A second more, and we thought we saw the witch flying in the air
towards the portico. A confused vision of a stout, shaven Brahman,
suddenly emerging from under the Sivatherium and instantly
disappearing in the hollow beneath it, flashed before my dilated eyes.
But, alas! after the third second had passed, we all came to the
embarrassing conclusion that, judging from the loud clang of the
door of the cave, the representative of the Seven Sisters had
ignominiously fled. The moment she had disappeared from our
inquisitive eyes to her subterranean domain, we all realized that
the unearthly hollow voice we had heard had nothing supernatural
about it and belonged to the Brahman hidden under the Sivatherium -
to someone's live uncle, as Mr. Y - - had rightly supposed.
- - - - - -
Oh, Narayan! how carelessly.... how disorderly the worlds rotate
around us.... I begin to seriously doubt their reality. From this
moment I shall earnestly believe that all things in the universe
are nothing but illusion, a mere Maya. I am becoming a Vedantin....

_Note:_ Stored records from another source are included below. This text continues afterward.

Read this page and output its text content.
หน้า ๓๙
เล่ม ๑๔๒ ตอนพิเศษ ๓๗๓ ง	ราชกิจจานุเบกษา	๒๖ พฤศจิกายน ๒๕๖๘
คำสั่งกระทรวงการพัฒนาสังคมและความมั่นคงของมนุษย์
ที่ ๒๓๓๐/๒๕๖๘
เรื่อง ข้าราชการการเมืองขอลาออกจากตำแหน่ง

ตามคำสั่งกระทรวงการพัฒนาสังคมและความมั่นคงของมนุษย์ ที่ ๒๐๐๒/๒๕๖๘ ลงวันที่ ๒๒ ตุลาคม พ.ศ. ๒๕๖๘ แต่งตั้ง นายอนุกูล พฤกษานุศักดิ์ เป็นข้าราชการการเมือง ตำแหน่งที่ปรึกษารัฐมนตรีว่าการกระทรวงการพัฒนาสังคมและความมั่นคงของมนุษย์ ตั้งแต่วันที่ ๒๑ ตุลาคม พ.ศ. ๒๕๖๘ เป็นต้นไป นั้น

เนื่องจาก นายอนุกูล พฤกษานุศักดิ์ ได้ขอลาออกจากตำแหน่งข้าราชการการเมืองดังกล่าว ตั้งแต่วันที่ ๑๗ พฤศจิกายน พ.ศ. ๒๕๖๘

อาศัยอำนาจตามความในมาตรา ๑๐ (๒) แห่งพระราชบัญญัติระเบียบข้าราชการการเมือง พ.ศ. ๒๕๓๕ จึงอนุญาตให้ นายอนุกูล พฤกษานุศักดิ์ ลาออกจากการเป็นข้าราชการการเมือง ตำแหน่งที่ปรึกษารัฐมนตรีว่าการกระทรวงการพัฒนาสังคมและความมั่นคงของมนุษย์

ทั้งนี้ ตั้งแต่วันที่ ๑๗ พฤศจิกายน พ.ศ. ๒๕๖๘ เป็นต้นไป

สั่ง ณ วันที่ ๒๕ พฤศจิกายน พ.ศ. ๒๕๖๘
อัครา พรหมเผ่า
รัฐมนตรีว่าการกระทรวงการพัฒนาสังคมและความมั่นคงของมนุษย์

I doubt that in the whole universe there may be found anything more
objective than a Hindu witch flying up the spout.
- - - - -
Miss X - - woke up, and asked what was the meaning of all this noise.
The noise of many voices and the sounds of the many retreating
footsteps, the general rush of the crowd, had frightened her. She
listened to us with a condescending smile, and a few yawns, and
went to sleep again.
Next morning, at daybreak, we very reluctantly, it must be owned,
bade good-bye to the kind-hearted, good-natured Sham Rao. The
confoundingly easy victory of Narayan hung heavily on his mind.
His faith in the holy hermitess and the seven goddesses was a good
deal shaken by the shameful capitulation of the Sisters, who had
surrendered at the first blow from a mere mortal. But during the
dark hours of the night he had had time to think it over, and to
shake off the uneasy feeling of having unwillingly misled and
disappointed his European friends.
Sham Rao still looked confused when he shook hands with us at parting,
and expressed to us the best wishes of his family and himself.